Dr. Brünger: Die größten Klima-Treiber im Kultursektor sind Gebäude, Material und Mobilität – hier insbesondere die Anreise des Publikums. Manche Dinge lassen sich leichter verändern als andere. Einige Kultureinrichtungen können zum Beispiel nicht selbst über einen Wechsel auf Öko-Strom entscheiden, und dem eigenen Publikum kann man auch nicht vorschreiben, auf das Auto zu verzichten. Nachdem wir eine bessere Vorstellung hatten, wie man den Status Quo erfassen kann, haben wir dann ab 2022 mit dem Programm „Zero“ Kultureinrichtungen darin unterstützt, klimaneutrale Produktionsformen zu erproben. In der ersten Runde war die Nachfrage nach Förderung so groß, dass wir in diesem Jahr noch eine zweite Runde aufgesetzt haben. Um nur ein Beispiel zu nennen: Die Oper Leipzig etwa hat Ende 2023 mit „Mary, Queen of Scots“ erstmalig eine klimaneutrale Operninszenierungen im eigenen Haus auf die Bühne gebracht.

Die genannten Programme richten sich eher nicht an Akteurinnen und Akteure der Kreativindustrie und sind derzeit auch nicht mehr offen für Anträge. Kann man denn irgendwo etwas über die Ergebnisse erfahren?

Dr. Brünger: Wir bekommen erfreulich viele Rückfragen zu unseren Nachhaltigkeitsinitiativen. Deswegen legen wir großen Wert darauf, unsere wichtigsten Erkenntnisse in praxisnahen Leitfäden auch einer breiteren Öffentlichkeit kostenlos auf unserer Webseite zur Verfügung zu stellen. Außerdem organisieren wir regelmäßig Akademien, an denen neben unseren geförderten Projekten auch andere Institutionen der Kulturszene teilnehmen können und auch Interessierte aus der Kreativwirtschaft herzlich willkommen sind.

Was würden Sie jemandem empfehlen, der sich auch auf den Weg zu mehr Nachhaltigkeit machen möchte, aber nicht weiß, wie?
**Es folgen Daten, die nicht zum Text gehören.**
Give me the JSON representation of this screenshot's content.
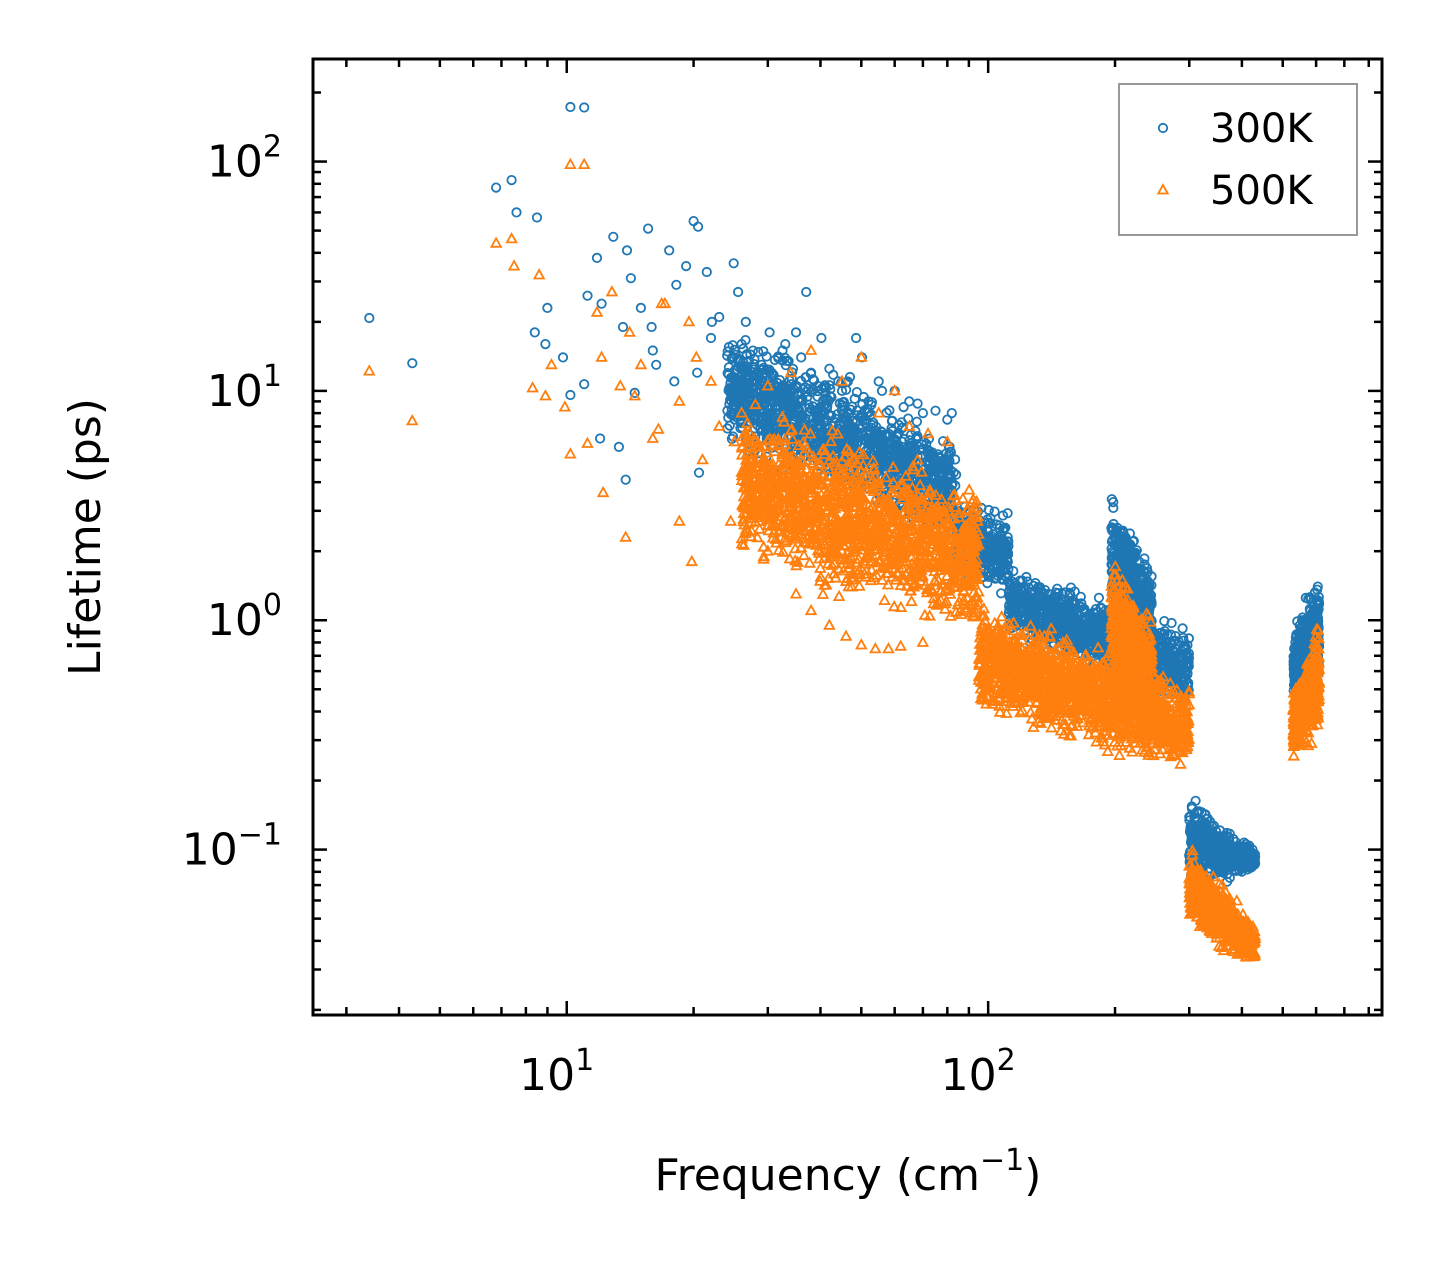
{
  "chart_data": {
    "type": "scatter",
    "x_scale": "log",
    "y_scale": "log",
    "xlabel": "Frequency (cm",
    "xlabel_sup": "−1",
    "xlabel_end": ")",
    "ylabel": "Lifetime (ps)",
    "xlim": [
      2.5,
      860
    ],
    "ylim": [
      0.019,
      280
    ],
    "x_ticks": [
      {
        "value": 10,
        "base": "10",
        "exp": "1"
      },
      {
        "value": 100,
        "base": "10",
        "exp": "2"
      }
    ],
    "y_ticks": [
      {
        "value": 0.1,
        "base": "10",
        "exp": "−1"
      },
      {
        "value": 1,
        "base": "10",
        "exp": "0"
      },
      {
        "value": 10,
        "base": "10",
        "exp": "1"
      },
      {
        "value": 100,
        "base": "10",
        "exp": "2"
      }
    ],
    "legend_position": "top-right",
    "series": [
      {
        "name": "300K",
        "marker": "circle",
        "color": "#1f77b4",
        "points": [
          [
            3.4,
            20.8
          ],
          [
            4.3,
            13.2
          ],
          [
            6.8,
            77
          ],
          [
            7.4,
            83
          ],
          [
            7.6,
            60
          ],
          [
            8.4,
            18
          ],
          [
            8.5,
            57
          ],
          [
            8.9,
            16
          ],
          [
            9.0,
            23
          ],
          [
            9.8,
            14
          ],
          [
            10.2,
            9.6
          ],
          [
            10.2,
            173
          ],
          [
            11.0,
            172
          ],
          [
            11.0,
            10.7
          ],
          [
            11.2,
            26
          ],
          [
            11.8,
            38
          ],
          [
            12.1,
            24
          ],
          [
            12.9,
            47
          ],
          [
            13.3,
            5.7
          ],
          [
            13.6,
            19
          ],
          [
            13.9,
            41
          ],
          [
            14.2,
            31
          ],
          [
            15.0,
            23
          ],
          [
            15.6,
            51
          ],
          [
            15.9,
            19
          ],
          [
            16.3,
            13
          ],
          [
            17.5,
            41
          ],
          [
            18.2,
            29
          ],
          [
            19.2,
            35
          ],
          [
            20.0,
            55
          ],
          [
            20.5,
            52
          ],
          [
            21.5,
            33
          ],
          [
            20.4,
            12
          ],
          [
            22.1,
            20
          ],
          [
            24.9,
            36
          ],
          [
            25.5,
            27
          ],
          [
            26.6,
            20
          ],
          [
            28.0,
            11
          ],
          [
            30.3,
            18
          ],
          [
            32.5,
            15
          ],
          [
            35.0,
            18
          ],
          [
            37.0,
            27
          ],
          [
            40.2,
            17
          ],
          [
            44.1,
            11
          ],
          [
            48.6,
            17
          ],
          [
            50.2,
            14
          ],
          [
            55.0,
            11
          ],
          [
            60.0,
            10
          ],
          [
            65.0,
            9
          ],
          [
            70.0,
            8
          ],
          [
            80.0,
            7.5
          ],
          [
            12,
            6.2
          ],
          [
            13.8,
            4.1
          ],
          [
            20.6,
            4.4
          ],
          [
            14.5,
            9.8
          ],
          [
            16,
            15
          ],
          [
            18,
            11
          ],
          [
            22,
            17
          ],
          [
            23,
            21
          ],
          [
            26,
            16
          ],
          [
            29,
            13
          ],
          [
            31,
            9
          ],
          [
            33,
            16
          ],
          [
            36,
            14
          ],
          [
            38,
            12
          ],
          [
            42,
            12.5
          ],
          [
            45,
            10
          ],
          [
            47,
            11.5
          ],
          [
            52,
            9
          ],
          [
            56,
            10
          ],
          [
            63,
            8.5
          ],
          [
            68,
            8.8
          ],
          [
            75,
            8.2
          ],
          [
            82,
            8
          ]
        ],
        "clusters": [
          {
            "x": [
              24,
              84
            ],
            "y_top": [
              22,
              7
            ],
            "y_bottom": [
              5,
              1.9
            ],
            "n": 1300
          },
          {
            "x": [
              84,
              112
            ],
            "y_top": [
              3.6,
              3.2
            ],
            "y_bottom": [
              1.4,
              1.2
            ],
            "n": 320
          },
          {
            "x": [
              112,
              300
            ],
            "y_top": [
              1.8,
              1.0
            ],
            "y_bottom": [
              0.8,
              0.38
            ],
            "n": 1100
          },
          {
            "x": [
              196,
              245
            ],
            "y_top": [
              3.7,
              1.9
            ],
            "y_bottom": [
              1.0,
              0.6
            ],
            "n": 450
          },
          {
            "x": [
              300,
              430
            ],
            "y_top": [
              0.19,
              0.1
            ],
            "y_bottom": [
              0.06,
              0.08
            ],
            "n": 600
          },
          {
            "x": [
              530,
              610
            ],
            "y_top": [
              0.9,
              1.85
            ],
            "y_bottom": [
              0.45,
              0.48
            ],
            "n": 500
          }
        ]
      },
      {
        "name": "500K",
        "marker": "triangle",
        "color": "#ff7f0e",
        "points": [
          [
            3.4,
            12.2
          ],
          [
            4.3,
            7.4
          ],
          [
            6.8,
            44
          ],
          [
            7.4,
            46
          ],
          [
            7.5,
            35
          ],
          [
            8.3,
            10.3
          ],
          [
            8.6,
            32
          ],
          [
            8.9,
            9.5
          ],
          [
            9.2,
            13
          ],
          [
            9.9,
            8.5
          ],
          [
            10.2,
            5.3
          ],
          [
            10.2,
            97
          ],
          [
            11.0,
            97
          ],
          [
            11.2,
            5.9
          ],
          [
            11.8,
            22
          ],
          [
            12.1,
            14
          ],
          [
            12.2,
            3.6
          ],
          [
            12.8,
            27
          ],
          [
            13.4,
            10.5
          ],
          [
            13.8,
            2.3
          ],
          [
            14.1,
            18
          ],
          [
            15.0,
            13
          ],
          [
            16.0,
            6.2
          ],
          [
            16.8,
            24
          ],
          [
            17.1,
            24
          ],
          [
            18.5,
            2.7
          ],
          [
            19.5,
            20
          ],
          [
            19.8,
            1.8
          ],
          [
            20.3,
            14
          ],
          [
            22.0,
            11
          ],
          [
            24.5,
            2.7
          ],
          [
            25.0,
            6
          ],
          [
            28,
            6
          ],
          [
            30,
            2
          ],
          [
            35,
            1.3
          ],
          [
            38,
            1.1
          ],
          [
            42,
            0.95
          ],
          [
            46,
            0.85
          ],
          [
            50,
            0.78
          ],
          [
            54,
            0.75
          ],
          [
            58,
            0.75
          ],
          [
            62,
            0.77
          ],
          [
            70,
            0.8
          ],
          [
            14.5,
            9.5
          ],
          [
            16.5,
            6.8
          ],
          [
            18.5,
            9
          ],
          [
            21,
            5
          ],
          [
            23,
            7
          ],
          [
            26,
            8
          ],
          [
            30,
            10.5
          ],
          [
            34,
            12
          ],
          [
            38,
            15
          ],
          [
            45,
            11
          ],
          [
            50,
            14
          ],
          [
            55,
            8
          ],
          [
            60,
            10
          ],
          [
            65,
            7
          ],
          [
            72,
            6.5
          ],
          [
            80,
            6
          ]
        ],
        "clusters": [
          {
            "x": [
              26,
              95
            ],
            "y_top": [
              10,
              4.5
            ],
            "y_bottom": [
              1.6,
              0.72
            ],
            "n": 1500
          },
          {
            "x": [
              95,
              300
            ],
            "y_top": [
              1.3,
              0.6
            ],
            "y_bottom": [
              0.35,
              0.2
            ],
            "n": 1400
          },
          {
            "x": [
              196,
              245
            ],
            "y_top": [
              2.2,
              1.1
            ],
            "y_bottom": [
              0.45,
              0.3
            ],
            "n": 450
          },
          {
            "x": [
              300,
              430
            ],
            "y_top": [
              0.11,
              0.05
            ],
            "y_bottom": [
              0.04,
              0.03
            ],
            "n": 600
          },
          {
            "x": [
              530,
              610
            ],
            "y_top": [
              0.5,
              1.05
            ],
            "y_bottom": [
              0.24,
              0.3
            ],
            "n": 500
          }
        ]
      }
    ]
  }
}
Dr. Brünger: Da würde ich erstmal den Titel eines unserer Leitfäden zitieren: Er heißt „Einfach machen!“ und das fasst das Wichtigste schon zusammen. In diesem Leitfaden stehen konkrete Empfehlungen, wie Künstlerinnen und Kulturinstitutionen direkt und rechtskonform loslegen können. „Rechtskonform“ sage ich deshalb, weil viele öffentlich geförderte Einrichtungen oft zum Beispiel nicht wissen, dass bei eingekauften Produkten und Dienstleistungen vergaberechtlich nicht allein der Preis entscheidend ist – es muss also nicht immer das billigste Angebot sein. Auch Umweltfreundlichkeit darf ein Kriterium bei der Kaufentscheidung sein. Für den Start in die Nachhaltigkeit haben wir daher einen Kompass für ökologisch nachhaltiges Produzieren entwickelt, der fortlaufend aktualisiert wird und ebenfalls auf der Webseite der Kulturstiftung zur freien Verfügung steht. Auch wer zunächst noch eine Klimabilanz für sein Haus erstellen will, wird fündig in der Dokumentation unseres Pilotprojekts. Dort gibt es neben Erfahrungsberichten und Arbeitsmaterial auch eine Vorlage für eine eigene Bilanzierung zum Herunterladen. Zudem waren wir auch Teil einer bundesweiten Arbeitsgruppe, die einen kostenfreien CO₂-Rechner für die Kultur entwickelt hat.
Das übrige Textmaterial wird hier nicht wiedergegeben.